案例 16：爬取騰訊招聘（ajax 版 + 多線程版）

通過分析我們發現，騰訊招聘使用的是 ajax 的數據接口，因此我們直接去尋找 ajax 的數據接口鏈接。

import requests, json


class Tencent(object):
   def __init__(self):
       self.base_url = 'https://careers.tencent.com/tencentcareer/api/post/Query?'
       self.headers = {
           'sec-fetch-mode': 'cors',
           'sec-fetch-site': 'same-origin',
           'user-agent': 'Mozilla/5.0 (Windows NT 6.1; Win64; x64) AppleWebKit/537.36 (KHTML, like Gecko) Chrome/77.0.3865.90 Safari/537.36',
           'referer': 'https://careers.tencent.com/search.html'
       }

       self.parse()

   def parse(self):
       for i in range(1, 3):
           params = {
               'timestamp': '1572850838681',
               'countryId': '',
               'cityId': '',
               'bgIds': '',
               'productId': '',
               'categoryId': '',
               'parentCategoryId': '',
               'attrId': '',
               'keyword': '',
               'pageIndex': str(i),
               'pageSize': '10',
               'language': 'zh-cn',
               'area': 'cn'
           }
           response = requests.get(self.base_url, headers=self.headers, params=params)
           self.parse_json(response.text)

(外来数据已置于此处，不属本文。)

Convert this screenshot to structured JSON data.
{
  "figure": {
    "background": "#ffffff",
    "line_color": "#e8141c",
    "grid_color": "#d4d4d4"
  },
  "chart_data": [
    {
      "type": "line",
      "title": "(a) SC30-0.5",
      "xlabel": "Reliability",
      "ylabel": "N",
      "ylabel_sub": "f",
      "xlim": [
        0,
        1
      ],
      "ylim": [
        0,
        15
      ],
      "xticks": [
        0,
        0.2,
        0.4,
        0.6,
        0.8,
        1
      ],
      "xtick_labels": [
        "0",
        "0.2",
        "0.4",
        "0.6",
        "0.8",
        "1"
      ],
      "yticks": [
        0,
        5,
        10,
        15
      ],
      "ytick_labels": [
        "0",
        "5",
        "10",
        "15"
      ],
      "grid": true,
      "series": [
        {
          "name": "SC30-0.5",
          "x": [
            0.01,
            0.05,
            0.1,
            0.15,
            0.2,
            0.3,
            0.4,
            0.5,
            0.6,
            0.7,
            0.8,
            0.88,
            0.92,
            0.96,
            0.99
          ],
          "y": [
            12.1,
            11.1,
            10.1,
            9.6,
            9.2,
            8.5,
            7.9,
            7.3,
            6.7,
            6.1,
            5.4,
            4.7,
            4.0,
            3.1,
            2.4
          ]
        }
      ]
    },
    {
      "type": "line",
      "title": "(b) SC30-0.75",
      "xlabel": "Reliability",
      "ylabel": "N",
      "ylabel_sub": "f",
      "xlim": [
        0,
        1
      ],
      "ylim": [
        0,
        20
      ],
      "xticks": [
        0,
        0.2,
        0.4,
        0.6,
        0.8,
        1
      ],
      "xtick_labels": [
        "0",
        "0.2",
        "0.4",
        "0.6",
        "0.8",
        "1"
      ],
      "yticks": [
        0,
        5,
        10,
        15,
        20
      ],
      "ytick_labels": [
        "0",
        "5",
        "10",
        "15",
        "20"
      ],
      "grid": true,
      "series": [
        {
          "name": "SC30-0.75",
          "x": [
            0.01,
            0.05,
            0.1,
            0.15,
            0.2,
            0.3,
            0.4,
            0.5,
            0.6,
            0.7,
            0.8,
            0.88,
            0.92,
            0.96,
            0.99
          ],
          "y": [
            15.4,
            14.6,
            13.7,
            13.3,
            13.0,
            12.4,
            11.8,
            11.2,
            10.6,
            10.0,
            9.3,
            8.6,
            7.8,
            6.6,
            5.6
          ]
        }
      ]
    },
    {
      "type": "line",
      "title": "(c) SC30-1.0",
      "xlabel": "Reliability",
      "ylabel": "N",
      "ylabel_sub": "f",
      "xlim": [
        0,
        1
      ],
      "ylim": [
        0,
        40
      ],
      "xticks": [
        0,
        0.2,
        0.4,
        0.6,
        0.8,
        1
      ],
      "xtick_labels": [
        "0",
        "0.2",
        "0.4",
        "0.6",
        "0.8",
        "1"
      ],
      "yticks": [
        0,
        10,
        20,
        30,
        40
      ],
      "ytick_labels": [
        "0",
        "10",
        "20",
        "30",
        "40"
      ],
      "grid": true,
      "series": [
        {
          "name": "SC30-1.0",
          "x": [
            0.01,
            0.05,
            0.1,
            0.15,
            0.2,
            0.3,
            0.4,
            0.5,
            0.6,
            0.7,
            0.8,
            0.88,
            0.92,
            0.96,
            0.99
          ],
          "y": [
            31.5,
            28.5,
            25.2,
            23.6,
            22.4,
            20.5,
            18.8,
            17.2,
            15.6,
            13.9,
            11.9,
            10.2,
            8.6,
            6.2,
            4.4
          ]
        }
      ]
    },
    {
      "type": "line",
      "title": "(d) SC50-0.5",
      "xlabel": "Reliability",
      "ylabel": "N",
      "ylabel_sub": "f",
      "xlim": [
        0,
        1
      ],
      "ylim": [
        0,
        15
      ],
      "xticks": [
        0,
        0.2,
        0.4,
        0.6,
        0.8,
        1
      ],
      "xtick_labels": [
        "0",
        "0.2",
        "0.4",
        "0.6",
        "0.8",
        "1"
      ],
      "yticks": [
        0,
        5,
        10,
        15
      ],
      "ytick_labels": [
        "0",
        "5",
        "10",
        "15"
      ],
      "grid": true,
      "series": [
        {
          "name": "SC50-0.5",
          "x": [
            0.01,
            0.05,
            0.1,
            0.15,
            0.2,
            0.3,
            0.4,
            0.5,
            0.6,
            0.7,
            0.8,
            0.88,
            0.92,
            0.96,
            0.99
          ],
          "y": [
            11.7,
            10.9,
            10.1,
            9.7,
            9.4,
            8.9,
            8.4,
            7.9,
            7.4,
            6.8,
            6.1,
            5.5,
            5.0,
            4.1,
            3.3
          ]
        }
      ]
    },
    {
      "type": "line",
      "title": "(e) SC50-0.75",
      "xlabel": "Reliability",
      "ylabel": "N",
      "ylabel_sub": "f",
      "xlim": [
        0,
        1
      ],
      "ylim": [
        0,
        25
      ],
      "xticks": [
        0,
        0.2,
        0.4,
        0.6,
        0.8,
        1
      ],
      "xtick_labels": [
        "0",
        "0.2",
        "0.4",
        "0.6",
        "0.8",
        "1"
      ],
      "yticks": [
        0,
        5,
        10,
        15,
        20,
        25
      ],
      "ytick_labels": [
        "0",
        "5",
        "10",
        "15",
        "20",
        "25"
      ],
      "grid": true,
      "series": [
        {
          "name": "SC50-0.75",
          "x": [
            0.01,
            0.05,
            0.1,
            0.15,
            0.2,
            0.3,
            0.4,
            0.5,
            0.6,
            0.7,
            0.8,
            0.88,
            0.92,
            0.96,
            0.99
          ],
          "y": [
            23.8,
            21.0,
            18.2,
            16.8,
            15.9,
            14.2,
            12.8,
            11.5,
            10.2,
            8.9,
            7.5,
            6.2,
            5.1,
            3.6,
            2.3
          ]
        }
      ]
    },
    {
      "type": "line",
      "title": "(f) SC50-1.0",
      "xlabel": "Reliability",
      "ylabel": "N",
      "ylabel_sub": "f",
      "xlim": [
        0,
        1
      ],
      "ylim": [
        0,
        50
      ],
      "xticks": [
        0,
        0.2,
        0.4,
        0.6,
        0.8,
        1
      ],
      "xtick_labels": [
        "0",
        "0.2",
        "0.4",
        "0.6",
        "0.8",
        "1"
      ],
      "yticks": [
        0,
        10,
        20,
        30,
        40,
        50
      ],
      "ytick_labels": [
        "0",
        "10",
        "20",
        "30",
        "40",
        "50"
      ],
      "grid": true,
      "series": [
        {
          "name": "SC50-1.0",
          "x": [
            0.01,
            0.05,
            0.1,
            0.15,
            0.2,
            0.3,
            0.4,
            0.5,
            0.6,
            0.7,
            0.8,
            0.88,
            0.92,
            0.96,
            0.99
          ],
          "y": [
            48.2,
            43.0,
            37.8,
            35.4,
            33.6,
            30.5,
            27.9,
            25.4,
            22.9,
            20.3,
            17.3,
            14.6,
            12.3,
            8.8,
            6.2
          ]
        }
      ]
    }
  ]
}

   def parse_json(self, text):
       # 將json字符串編程python內置對象
       infos = []
       json_dict = json.loads(text)
       for data in json_dict['Data']['Posts']:
           RecruitPostName = data['RecruitPostName']
           CategoryName = data['CategoryName']
           Responsibility = data['Responsibility']
           LastUpdateTime = data['LastUpdateTime']
           detail_url = data['PostURL']
           item = {}
           item['RecruitPostName'] = RecruitPostName
           item['CategoryName'] = CategoryName
           item['Responsibility'] = Responsibility
           item['LastUpdateTime'] = LastUpdateTime
           item['detail_url'] = detail_url
           # print(item)
           infos.append(item)
       self.write_to_file(infos)

   def write_to_file(self, list_):
       for item in list_:
           with open('infos.txt', 'a+', encoding='utf-8') as fp:
               fp.writelines(str(item))


if __name__ == '__main__':
   t = Tencent()

改為多線程版后

import requests, json, threading


class Tencent(object):
   def __init__(self):
       self.base_url = 'https://careers.tencent.com/tencentcareer/api/post/Query?'
       self.headers = {
           'sec-fetch-mode': 'cors',
           'sec-fetch-site': 'same-origin',
           'user-agent': 'Mozilla/5.0 (Windows NT 6.1; Win64; x64) AppleWebKit/537.36 (KHTML, like Gecko) Chrome/77.0.3865.90 Safari/537.36',
           'referer': 'https://careers.tencent.com/search.html'
       }

       self.parse()

   def parse(self):
       for i in range(1, 3):
           params = {
               'timestamp': '1572850838681',
               'countryId': '',
               'cityId': '',
               'bgIds': '',
               'productId': '',
               'categoryId': '',
               'parentCategoryId': '',
               'attrId': '',
               'keyword': '',
               'pageIndex': str(i),
               'pageSize': '10',
               'language': 'zh-cn',
               'area': 'cn'
           }
           response = requests.get(self.base_url, headers=self.headers, params=params)
           self.parse_json(response.text)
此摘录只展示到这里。